Granted, I think the post-apoc was once limited to sci-fi, but now affects all types of media. I think once you lose the Christian apocalypse (which may come to-morrow or in a million years) you end up putting the end of the world in human hands – and well, the other option is fatalism: Neither ends in anything but despair, except that Nietzsche’s ‘ubermensch’ might arise. The only other true option is Christendom.
My opinion (and it’s often confirmed) is that the world both gets worse and better, always. Therefore, if we get too focused on a particular worldly affair we can be swept up in unrealistic hope or tragic despair. But this is an awfully general way of speaking of things.
The reason why I’d maintain it is mythologizing the future, is that it always carries certain assumptions that are themselves mythical: In Fallout for instance the totality of the destruction and the pervasiveness even centuries later creates a ‘timeless’ world of desert like the flipside of the mythical golden age. The ‘past’ from which it arises is a potentially impossible past – for the purpose of creating a kind of Americana mystique – the ‘aesthetic’ of the myth. It is the American myth: The elevator to the stars or the endless wasteland of ruin. Star Trek is the first and Fallout the second (also: Canticle for Lebowitz and others like Wasteland.) Firefly is curious because it combines both myths. You can see this mythology at work in the westward expansion of our nation into the deserts / prairies in hope of gold, free land, etc.
We can equally mythologize the past so that seems like this or that era was the peak of mankind on earth. But I think as Christians we’d maintain that the end of time is Christ: Which means that it has both already past and is coming. (as He Himself has and will.)

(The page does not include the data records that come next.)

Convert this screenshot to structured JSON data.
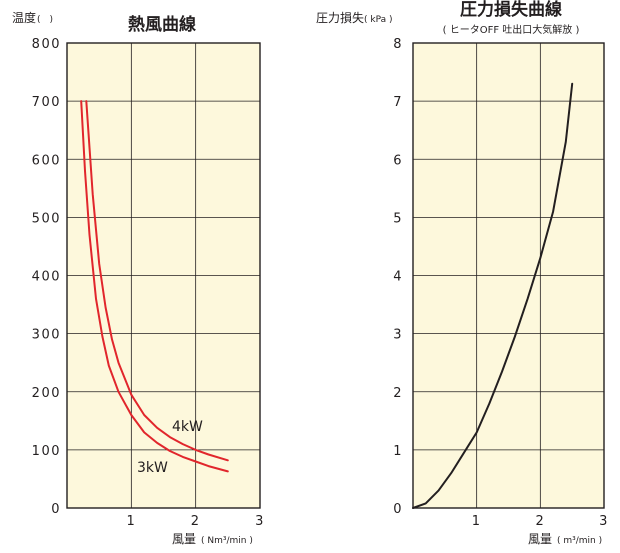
{
  "colors": {
    "plot_background": "#fdf8dc",
    "grid": "#231f20",
    "heat_curves": "#e1262c",
    "pressure_curve": "#231f20"
  },
  "chart_data": [
    {
      "type": "line",
      "title": "熱風曲線",
      "ylabel": "温度",
      "ylabel_unit": "(　)",
      "xlabel": "風量",
      "xlabel_unit": "( Nm³/min )",
      "xlim": [
        0,
        3
      ],
      "ylim": [
        0,
        800
      ],
      "x_ticks": [
        0,
        1,
        2,
        3
      ],
      "y_ticks": [
        0,
        100,
        200,
        300,
        400,
        500,
        600,
        700,
        800
      ],
      "x_tick_labels": [
        "1",
        "2",
        "3"
      ],
      "y_tick_labels": [
        "0",
        "100",
        "200",
        "300",
        "400",
        "500",
        "600",
        "700",
        "800"
      ],
      "grid": true,
      "series": [
        {
          "name": "4kW",
          "points": [
            [
              0.3,
              700
            ],
            [
              0.35,
              620
            ],
            [
              0.4,
              540
            ],
            [
              0.5,
              420
            ],
            [
              0.6,
              345
            ],
            [
              0.7,
              290
            ],
            [
              0.8,
              250
            ],
            [
              1.0,
              195
            ],
            [
              1.2,
              160
            ],
            [
              1.4,
              138
            ],
            [
              1.6,
              122
            ],
            [
              1.8,
              110
            ],
            [
              2.0,
              100
            ],
            [
              2.2,
              92
            ],
            [
              2.5,
              82
            ]
          ]
        },
        {
          "name": "3kW",
          "points": [
            [
              0.22,
              700
            ],
            [
              0.28,
              580
            ],
            [
              0.35,
              470
            ],
            [
              0.45,
              360
            ],
            [
              0.55,
              295
            ],
            [
              0.65,
              245
            ],
            [
              0.8,
              200
            ],
            [
              1.0,
              160
            ],
            [
              1.2,
              130
            ],
            [
              1.4,
              112
            ],
            [
              1.6,
              98
            ],
            [
              1.8,
              88
            ],
            [
              2.0,
              80
            ],
            [
              2.2,
              72
            ],
            [
              2.5,
              63
            ]
          ]
        }
      ]
    },
    {
      "type": "line",
      "title": "圧力損失曲線",
      "subtitle": "( ヒータOFF 吐出口大気解放 )",
      "ylabel": "圧力損失",
      "ylabel_unit": "( kPa )",
      "xlabel": "風量",
      "xlabel_unit": "( m³/min )",
      "xlim": [
        0,
        3
      ],
      "ylim": [
        0,
        8
      ],
      "x_ticks": [
        0,
        1,
        2,
        3
      ],
      "y_ticks": [
        0,
        1,
        2,
        3,
        4,
        5,
        6,
        7,
        8
      ],
      "x_tick_labels": [
        "1",
        "2",
        "3"
      ],
      "y_tick_labels": [
        "0",
        "1",
        "2",
        "3",
        "4",
        "5",
        "6",
        "7",
        "8"
      ],
      "grid": true,
      "series": [
        {
          "points": [
            [
              0.0,
              0.0
            ],
            [
              0.2,
              0.08
            ],
            [
              0.4,
              0.3
            ],
            [
              0.6,
              0.6
            ],
            [
              0.8,
              0.95
            ],
            [
              1.0,
              1.3
            ],
            [
              1.2,
              1.8
            ],
            [
              1.4,
              2.35
            ],
            [
              1.6,
              2.95
            ],
            [
              1.8,
              3.6
            ],
            [
              2.0,
              4.3
            ],
            [
              2.2,
              5.1
            ],
            [
              2.4,
              6.3
            ],
            [
              2.5,
              7.3
            ]
          ]
        }
      ]
    }
  ]
}
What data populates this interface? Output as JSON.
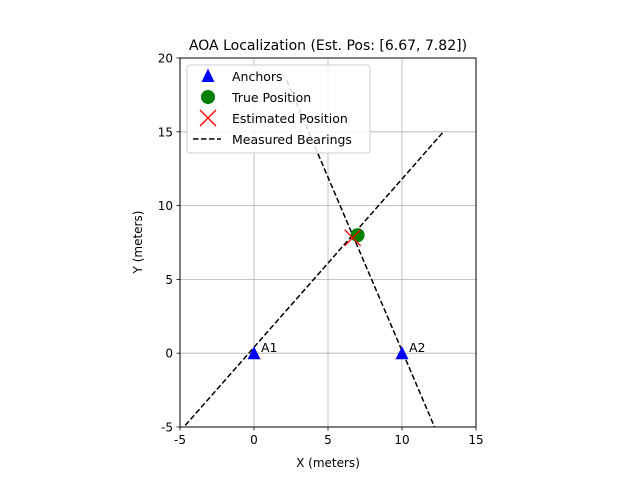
{
  "chart_data": {
    "type": "scatter",
    "title": "AOA Localization (Est. Pos: [6.67, 7.82])",
    "xlabel": "X (meters)",
    "ylabel": "Y (meters)",
    "xlim": [
      -5,
      15
    ],
    "ylim": [
      -5,
      20
    ],
    "xticks": [
      -5,
      0,
      5,
      10,
      15
    ],
    "yticks": [
      -5,
      0,
      5,
      10,
      15,
      20
    ],
    "grid": true,
    "legend_position": "top-left",
    "anchors": {
      "name": "Anchors",
      "color": "#0000ff",
      "marker": "triangle",
      "points": [
        {
          "label": "A1",
          "x": 0,
          "y": 0
        },
        {
          "label": "A2",
          "x": 10,
          "y": 0
        }
      ]
    },
    "true_position": {
      "name": "True Position",
      "color": "#008000",
      "marker": "circle",
      "x": 7,
      "y": 8
    },
    "estimated_position": {
      "name": "Estimated Position",
      "color": "#ff0000",
      "marker": "x",
      "x": 6.67,
      "y": 7.82
    },
    "bearings": {
      "name": "Measured Bearings",
      "color": "#000000",
      "style": "dashed",
      "lines": [
        {
          "x": [
            -5,
            12.8
          ],
          "y": [
            -5.3,
            15
          ]
        },
        {
          "x": [
            2.2,
            12.2
          ],
          "y": [
            18.5,
            -5
          ]
        }
      ]
    }
  }
}
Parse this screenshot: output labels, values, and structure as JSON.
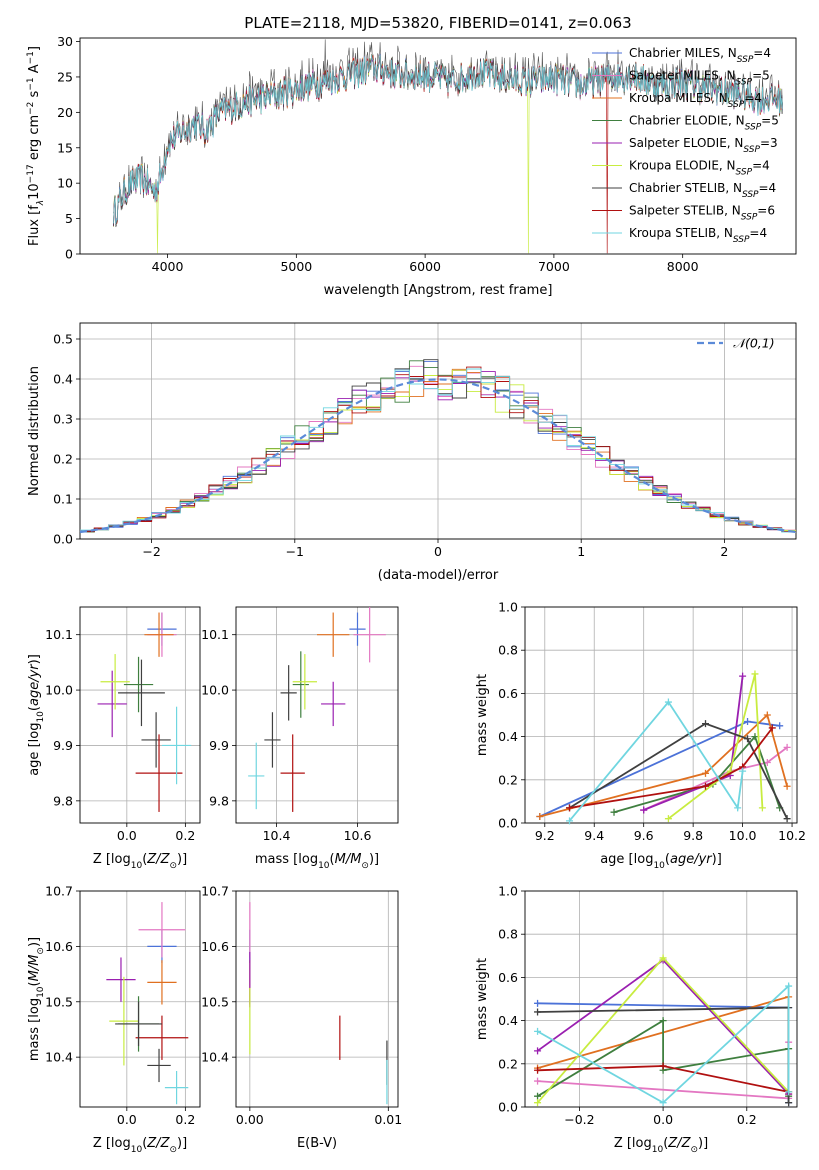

We earnestly do not know the outcome of the events which are building these days, but we have certainly convinced ourselves that they will be catastrophic and the worst we’ve known. Strictly speaking that’s not true since we don’t know days or hours (as you know) except that these are already the end times (have been for a long time!) but we can convince ourselves that it is the truth and act on the belief of that final outcome.
Honestly I hold that things have been and are ‘waxing worse and worse’ but that in God’s mercy things are also getting better: Therefore either the myth of the shining future of earthly man or his utter ruin by his own hand are not reliable meters of what will come, but perhaps may indicate what kinds of choices people will make according to the spirit of the age.
I hope that’s not too out there.
Well, I kind of see some of the things you are saying but some of it I don’t.
I don’t want to say anything more until I understand what you mean in the first and last paragraphs.
Well, in the last paragraph (at least) is my way of thinking of the creation groaning in travail: Certainly as a woman grows nearer to birthgiving the pregnancy gets ‘worse’ – bigger belly, more food required, and eventually, increasing labor pains – but at the same time the life within her is getting stronger and even if she should pass away in giving birth (which is perhaps what the metaphor suggests – as the Psalmist: The foundations of the Earth …as a vesture shalt thou fold them…’ (PS. 101) Either way, I’m always reminded by the words the Mother of God spoke to an English Orthodox nun who despairing because she was not successful at growing her convent: ‘It’s not what you think- it’s completely different.’
Also, apparently the Lone Wanderer (the hero of FO3) has a birthdate of 7/13/2258 which is a reference to Micah 7:13 ‘And the earth will become desolate because of her inhabitants, on account of the fruit of their deeds.”